Labels could be the key to competing with store brands

As children, we remember the crestfallen feeling of coming home to find that our parents had bought store brand cereal instead of the box with our favorite cartoon character. As people get older, they learn to make more sensible decisions that are driven by personal finance, rather than a clever catchphrase or bright colors. However, everyone is susceptible to the power of strong branding, and smaller companies whose products appear in grocery stores can use appealing labels to compete with generic alternatives. 

Private label products at supermarket giants are produced en masse, so markdowns make it difficult for specialty makers to compete. A jar of gourmet olives may cost $16, while the supermarket version costs less than five. What customers who invest in premium food products believe is that their money buys a richer alternative. But courting shoppers away from the massive savings from buying store brands can be challenging for small brands. 

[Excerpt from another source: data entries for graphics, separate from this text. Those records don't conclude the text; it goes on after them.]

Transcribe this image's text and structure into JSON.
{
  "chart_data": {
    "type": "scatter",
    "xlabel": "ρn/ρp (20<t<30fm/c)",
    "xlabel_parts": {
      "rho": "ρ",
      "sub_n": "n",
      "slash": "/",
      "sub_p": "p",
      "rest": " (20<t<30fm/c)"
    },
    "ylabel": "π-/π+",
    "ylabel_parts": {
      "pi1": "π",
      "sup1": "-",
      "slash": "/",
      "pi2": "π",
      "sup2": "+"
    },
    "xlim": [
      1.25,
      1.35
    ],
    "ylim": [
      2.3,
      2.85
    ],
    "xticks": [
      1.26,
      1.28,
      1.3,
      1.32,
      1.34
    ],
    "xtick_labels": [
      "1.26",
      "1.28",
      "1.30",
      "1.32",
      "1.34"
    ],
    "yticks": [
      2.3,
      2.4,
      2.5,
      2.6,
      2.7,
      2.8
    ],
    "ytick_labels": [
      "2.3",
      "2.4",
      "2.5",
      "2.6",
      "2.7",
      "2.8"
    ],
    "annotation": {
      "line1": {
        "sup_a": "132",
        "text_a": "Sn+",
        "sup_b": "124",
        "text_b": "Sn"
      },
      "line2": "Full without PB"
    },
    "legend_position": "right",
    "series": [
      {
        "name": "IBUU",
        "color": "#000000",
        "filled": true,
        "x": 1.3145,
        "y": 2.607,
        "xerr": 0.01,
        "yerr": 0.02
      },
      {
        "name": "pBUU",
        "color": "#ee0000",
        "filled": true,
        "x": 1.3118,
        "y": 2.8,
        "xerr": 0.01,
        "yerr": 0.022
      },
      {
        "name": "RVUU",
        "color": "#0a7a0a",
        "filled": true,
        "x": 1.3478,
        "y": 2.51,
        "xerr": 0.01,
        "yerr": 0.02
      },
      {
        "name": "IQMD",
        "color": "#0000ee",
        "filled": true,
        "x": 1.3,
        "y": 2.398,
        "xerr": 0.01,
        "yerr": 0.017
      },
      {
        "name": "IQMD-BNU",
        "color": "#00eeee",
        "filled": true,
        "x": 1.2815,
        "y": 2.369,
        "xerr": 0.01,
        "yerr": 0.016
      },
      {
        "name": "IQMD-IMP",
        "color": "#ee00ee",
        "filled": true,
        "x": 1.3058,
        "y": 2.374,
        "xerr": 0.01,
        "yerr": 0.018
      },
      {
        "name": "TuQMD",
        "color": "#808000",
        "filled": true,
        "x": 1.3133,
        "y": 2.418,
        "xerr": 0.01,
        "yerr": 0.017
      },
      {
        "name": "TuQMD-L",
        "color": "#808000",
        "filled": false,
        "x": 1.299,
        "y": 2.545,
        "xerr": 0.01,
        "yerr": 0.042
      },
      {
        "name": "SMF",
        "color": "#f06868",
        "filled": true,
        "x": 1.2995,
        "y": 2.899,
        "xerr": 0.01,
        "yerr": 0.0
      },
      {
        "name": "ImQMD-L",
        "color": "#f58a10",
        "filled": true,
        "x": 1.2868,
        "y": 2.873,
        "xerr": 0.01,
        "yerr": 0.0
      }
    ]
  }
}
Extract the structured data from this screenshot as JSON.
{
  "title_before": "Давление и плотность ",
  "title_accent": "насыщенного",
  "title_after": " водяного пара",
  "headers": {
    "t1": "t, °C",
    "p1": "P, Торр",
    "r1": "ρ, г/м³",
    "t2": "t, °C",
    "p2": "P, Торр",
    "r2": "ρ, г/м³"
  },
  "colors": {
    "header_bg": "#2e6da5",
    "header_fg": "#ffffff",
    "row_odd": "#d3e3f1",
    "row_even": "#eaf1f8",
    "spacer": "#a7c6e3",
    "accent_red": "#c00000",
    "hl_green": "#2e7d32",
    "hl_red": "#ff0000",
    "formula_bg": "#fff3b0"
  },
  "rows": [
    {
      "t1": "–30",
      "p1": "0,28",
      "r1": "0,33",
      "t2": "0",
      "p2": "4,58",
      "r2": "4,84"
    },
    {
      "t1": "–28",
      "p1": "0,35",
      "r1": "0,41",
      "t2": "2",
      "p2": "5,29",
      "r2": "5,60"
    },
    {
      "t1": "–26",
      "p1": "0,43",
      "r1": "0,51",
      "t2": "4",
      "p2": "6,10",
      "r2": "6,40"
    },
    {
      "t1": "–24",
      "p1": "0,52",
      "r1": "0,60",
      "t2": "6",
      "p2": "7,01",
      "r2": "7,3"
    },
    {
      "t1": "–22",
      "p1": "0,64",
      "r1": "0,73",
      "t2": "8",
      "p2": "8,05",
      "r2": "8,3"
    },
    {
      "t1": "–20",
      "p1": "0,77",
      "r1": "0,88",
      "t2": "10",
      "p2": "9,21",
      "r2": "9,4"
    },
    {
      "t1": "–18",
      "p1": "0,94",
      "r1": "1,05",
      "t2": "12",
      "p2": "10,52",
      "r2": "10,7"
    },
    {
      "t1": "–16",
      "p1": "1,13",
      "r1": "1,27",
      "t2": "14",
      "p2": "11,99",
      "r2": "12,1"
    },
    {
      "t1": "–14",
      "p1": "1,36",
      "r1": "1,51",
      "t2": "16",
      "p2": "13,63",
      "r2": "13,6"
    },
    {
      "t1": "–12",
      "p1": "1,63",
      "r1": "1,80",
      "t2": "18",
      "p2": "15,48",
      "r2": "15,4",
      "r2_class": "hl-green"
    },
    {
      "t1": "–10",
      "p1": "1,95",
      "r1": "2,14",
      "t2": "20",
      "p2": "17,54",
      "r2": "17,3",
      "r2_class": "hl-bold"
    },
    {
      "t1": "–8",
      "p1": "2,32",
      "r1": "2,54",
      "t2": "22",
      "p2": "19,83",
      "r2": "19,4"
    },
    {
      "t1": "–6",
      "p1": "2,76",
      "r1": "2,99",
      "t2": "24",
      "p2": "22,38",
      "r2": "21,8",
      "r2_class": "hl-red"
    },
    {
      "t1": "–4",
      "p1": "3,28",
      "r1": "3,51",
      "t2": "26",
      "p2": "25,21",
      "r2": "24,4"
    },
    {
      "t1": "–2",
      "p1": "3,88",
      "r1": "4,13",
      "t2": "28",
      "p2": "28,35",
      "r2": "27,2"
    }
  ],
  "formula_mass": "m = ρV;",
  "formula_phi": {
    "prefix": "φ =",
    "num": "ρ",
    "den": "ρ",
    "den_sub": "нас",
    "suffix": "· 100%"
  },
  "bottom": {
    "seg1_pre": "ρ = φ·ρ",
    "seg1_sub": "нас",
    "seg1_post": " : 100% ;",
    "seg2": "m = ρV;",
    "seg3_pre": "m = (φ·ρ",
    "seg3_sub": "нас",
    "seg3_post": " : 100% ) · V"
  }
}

In October, a report by Deloitte found that nine in 10 Americans were substituting some of their favorite name brand groceries for the store brand option. This is partially due to creative presentation efforts that supermarkets have made to revamp packaging and diversify offerings. With the largest market share they've ever sported, those private-label brands have grown in popularity and consumer habits. Media Post said that third parties can compete with private labels by getting creative. 

"Brands must find new ways to reinforce loyalty," writes Susan Frech. "The ones that are most likely to succeed are those that create a positive consumer experience around their brands during the entire length of their relationship with consumers.

Appealing custom printed labels can win customers with their depth of information, attractive design and evocation of a premium experience.